Figure 4: VEGF receptors based potential therapeutic. agents. Representation of the molecular targets of potential anti-angiogenic agents interfering with VEGF signal transduction.
The angiogenic activity of VEGF delivered either through protein infusion (113) or naked DNA intramuscular injection (130) seems to improve the recovery of limb or myocardial ischemia.

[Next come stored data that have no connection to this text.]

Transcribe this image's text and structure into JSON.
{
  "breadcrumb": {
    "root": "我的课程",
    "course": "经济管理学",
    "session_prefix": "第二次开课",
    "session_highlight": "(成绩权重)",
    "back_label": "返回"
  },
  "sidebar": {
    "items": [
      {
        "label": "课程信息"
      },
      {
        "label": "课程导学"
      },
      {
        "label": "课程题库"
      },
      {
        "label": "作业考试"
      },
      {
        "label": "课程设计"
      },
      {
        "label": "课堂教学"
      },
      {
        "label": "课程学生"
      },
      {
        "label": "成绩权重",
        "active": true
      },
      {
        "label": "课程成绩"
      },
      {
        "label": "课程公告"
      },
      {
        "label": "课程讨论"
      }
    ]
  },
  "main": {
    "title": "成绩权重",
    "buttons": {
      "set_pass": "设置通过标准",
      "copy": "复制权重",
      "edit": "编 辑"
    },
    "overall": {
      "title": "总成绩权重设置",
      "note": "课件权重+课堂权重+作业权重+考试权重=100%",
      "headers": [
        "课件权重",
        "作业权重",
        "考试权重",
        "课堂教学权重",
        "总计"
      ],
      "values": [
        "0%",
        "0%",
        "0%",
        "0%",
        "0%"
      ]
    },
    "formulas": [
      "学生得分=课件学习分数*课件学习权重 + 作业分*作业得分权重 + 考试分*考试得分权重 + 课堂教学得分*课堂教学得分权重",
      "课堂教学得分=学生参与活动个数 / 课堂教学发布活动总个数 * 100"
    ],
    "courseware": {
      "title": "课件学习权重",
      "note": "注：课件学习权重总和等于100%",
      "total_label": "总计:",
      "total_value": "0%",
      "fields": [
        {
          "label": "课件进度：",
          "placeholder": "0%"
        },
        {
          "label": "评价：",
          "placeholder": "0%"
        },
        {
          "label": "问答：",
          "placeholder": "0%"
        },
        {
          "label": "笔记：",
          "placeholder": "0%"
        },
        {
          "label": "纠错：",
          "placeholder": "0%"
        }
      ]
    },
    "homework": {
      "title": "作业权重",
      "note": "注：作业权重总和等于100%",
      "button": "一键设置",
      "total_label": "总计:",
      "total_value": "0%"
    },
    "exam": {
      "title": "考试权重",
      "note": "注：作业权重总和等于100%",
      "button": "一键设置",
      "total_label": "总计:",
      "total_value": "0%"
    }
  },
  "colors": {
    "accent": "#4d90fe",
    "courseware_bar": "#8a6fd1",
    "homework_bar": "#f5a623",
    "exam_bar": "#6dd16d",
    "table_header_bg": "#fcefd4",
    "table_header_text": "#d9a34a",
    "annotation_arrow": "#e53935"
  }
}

Experimental angiogenic assays have already ascribed an angiogenic activity to so many factors that it would be illusive to attempt to control angiogenesis by interfering with only one angiogenic pathway. However the growth factors tested in these assays act in an inflammatory context created by a surgical trauma which might overstate the actual role of a compound in pathological angiogenesis. It has been proved that several so-called angiogenic factors act by releasing endogenous angiogenic factors from macrophages or from the extracellular matrix. These assays therefore constitute a better reflection of controlled angiogenesis, as observed in wound healing or cyclical growth of the ovary, than the uncontrolled pathological angiogenesis observed in tumoral progression or diabetic retinopathy. Meanwhile the discovery of VEGF led to major insights in the comprehension of development of the vascular system as well as its role in physiological and pathological angiogenesis. Further studies using inducible gene knockouts of one or all the VEGF isoforms, and then tempting to recover the phenotype by activating VEGFRs signal transduction by injection of circulating receptors agonists such as anti-idiotypic antibodies should help to determine where and when the VEGF system is critical. The elucidation of the signal transduction properties of the tyrosine kinases VEGFR1, VEGFR2, VEGFR3 and their modulation by the recently identified neuropilin should also help to understand the mechanism of VEGFR2 silencing in quiescent endothelial cells or VEGFR2 transduction in angiogenic endothelial cells. Clinical trials of VEGF inhibition in cancers and VEGF infusion in myocardial ischaemia should also delineate the beneficial and adverse effects of each treatment.